Moredun Research Institute, Pentland Science Park, Bush Loan, Penicuik, Midlothian EH26 0PZ

Job Role

Applied and molecular parasitologist working across several projects within the parasitology department.


Lynsey developed an interest in parasite biology during her undergraduate degree in infectious diseases at the University of Edinburgh. Following her graduation in 2011, she worked as a research assistant for 3 years within an EU collaborative project; GLOWORM, which aimed to tackle anthelmintic resistance in farmed ruminants. During this time Lynsey was involved in running field trials developing on-farm strategies for sustainable anthelmintic use in grazing lambs, whilst also developing molecular biology skills, quantifying makers for benzimidazole resistance in roundworms.

Lynsey then continued her research in this area, with a joint PhD between the University of Liverpool and Moredun with Dr Dave Bartley and Dr Jan van Dijk; investigating the novel emergence of benzimidazole resistance in Nematodirus battus and recent behavioural changes in this parasite species.

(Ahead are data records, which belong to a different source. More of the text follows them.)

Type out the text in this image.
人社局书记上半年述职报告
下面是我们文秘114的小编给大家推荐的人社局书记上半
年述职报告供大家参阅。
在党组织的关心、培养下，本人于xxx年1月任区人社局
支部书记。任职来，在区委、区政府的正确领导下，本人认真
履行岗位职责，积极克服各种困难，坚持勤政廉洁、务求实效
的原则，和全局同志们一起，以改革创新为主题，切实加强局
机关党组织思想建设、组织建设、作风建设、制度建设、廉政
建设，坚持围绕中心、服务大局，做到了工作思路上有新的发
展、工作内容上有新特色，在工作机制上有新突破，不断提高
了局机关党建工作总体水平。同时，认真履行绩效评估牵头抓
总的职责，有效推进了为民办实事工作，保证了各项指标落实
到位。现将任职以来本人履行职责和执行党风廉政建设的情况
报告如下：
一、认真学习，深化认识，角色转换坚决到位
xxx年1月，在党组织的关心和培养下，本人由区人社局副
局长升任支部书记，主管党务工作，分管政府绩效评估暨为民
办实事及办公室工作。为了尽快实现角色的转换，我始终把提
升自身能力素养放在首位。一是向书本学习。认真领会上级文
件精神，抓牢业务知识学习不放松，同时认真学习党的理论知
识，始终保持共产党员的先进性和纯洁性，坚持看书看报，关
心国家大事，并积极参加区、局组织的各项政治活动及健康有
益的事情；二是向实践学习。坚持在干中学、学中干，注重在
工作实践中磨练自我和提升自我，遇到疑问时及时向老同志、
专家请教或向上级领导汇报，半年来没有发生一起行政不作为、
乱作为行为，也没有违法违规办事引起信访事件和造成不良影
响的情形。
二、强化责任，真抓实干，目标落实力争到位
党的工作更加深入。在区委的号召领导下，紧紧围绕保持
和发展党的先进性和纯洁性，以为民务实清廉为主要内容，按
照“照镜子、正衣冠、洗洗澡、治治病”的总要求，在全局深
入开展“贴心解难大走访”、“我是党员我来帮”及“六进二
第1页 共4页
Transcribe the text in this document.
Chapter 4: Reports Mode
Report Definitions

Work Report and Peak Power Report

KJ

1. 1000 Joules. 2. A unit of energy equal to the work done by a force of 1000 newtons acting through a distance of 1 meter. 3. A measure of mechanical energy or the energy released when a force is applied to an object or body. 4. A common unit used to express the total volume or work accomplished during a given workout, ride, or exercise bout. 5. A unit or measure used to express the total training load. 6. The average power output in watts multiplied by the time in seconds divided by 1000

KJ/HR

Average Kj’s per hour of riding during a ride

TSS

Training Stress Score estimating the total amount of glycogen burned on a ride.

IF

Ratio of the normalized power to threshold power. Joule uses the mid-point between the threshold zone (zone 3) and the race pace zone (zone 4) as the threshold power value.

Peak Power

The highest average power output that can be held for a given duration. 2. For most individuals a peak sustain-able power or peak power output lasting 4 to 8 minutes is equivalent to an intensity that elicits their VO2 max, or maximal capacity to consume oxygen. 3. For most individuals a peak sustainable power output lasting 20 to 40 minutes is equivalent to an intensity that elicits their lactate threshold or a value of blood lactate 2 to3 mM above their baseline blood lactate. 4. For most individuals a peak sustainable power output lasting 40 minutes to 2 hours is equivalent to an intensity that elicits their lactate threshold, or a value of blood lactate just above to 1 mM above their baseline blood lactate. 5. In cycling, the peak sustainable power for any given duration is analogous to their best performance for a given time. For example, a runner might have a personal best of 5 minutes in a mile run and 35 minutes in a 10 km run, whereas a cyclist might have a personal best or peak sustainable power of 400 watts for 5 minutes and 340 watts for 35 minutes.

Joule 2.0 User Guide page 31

Following completion of her PhD in 2019, she has continued her work as a postdoctoral researcher within the Moredun parasitology lab, working towards slowing the development of anthelmintic resistance in sheep and cattle roundworms. Lynsey is also the current vice president of the British Association of Veterinary Parasitology (BAVP).

Current Research

Lynsey is an early career researcher studying veterinary parasitology, specifically the sustainable control of gastrointestinal nematodes (GIN) in grazing livestock. She has a keen interest in the evolution of parasite behaviour and the factors which influence it. Her research began in applied parasitology, optimising anthelmintic treatment strategies for grazing lambs.

Through several research projects she has gained a range of molecular biology skills, developing, validating and applying tools across multiple platforms including pyrosequencing, loop-mediated isothermal amplification, qPCR and next generation deep amplicon sequencing. Lynsey’s unique skills base allows her to take a whole-system approach to her research, understanding the real-world implications of research outputs and communicating these to key stakeholders.

Currently, Lynsey is working on two projects funded by the Veterinary Medicines Directorate. The first, evaluating molecular tools available for the differentiation of roundworm species and how these can be used to benefit the industry. The second, investigating the role of livestock trade the transmission of roundworms and development of anthelmintic resistance.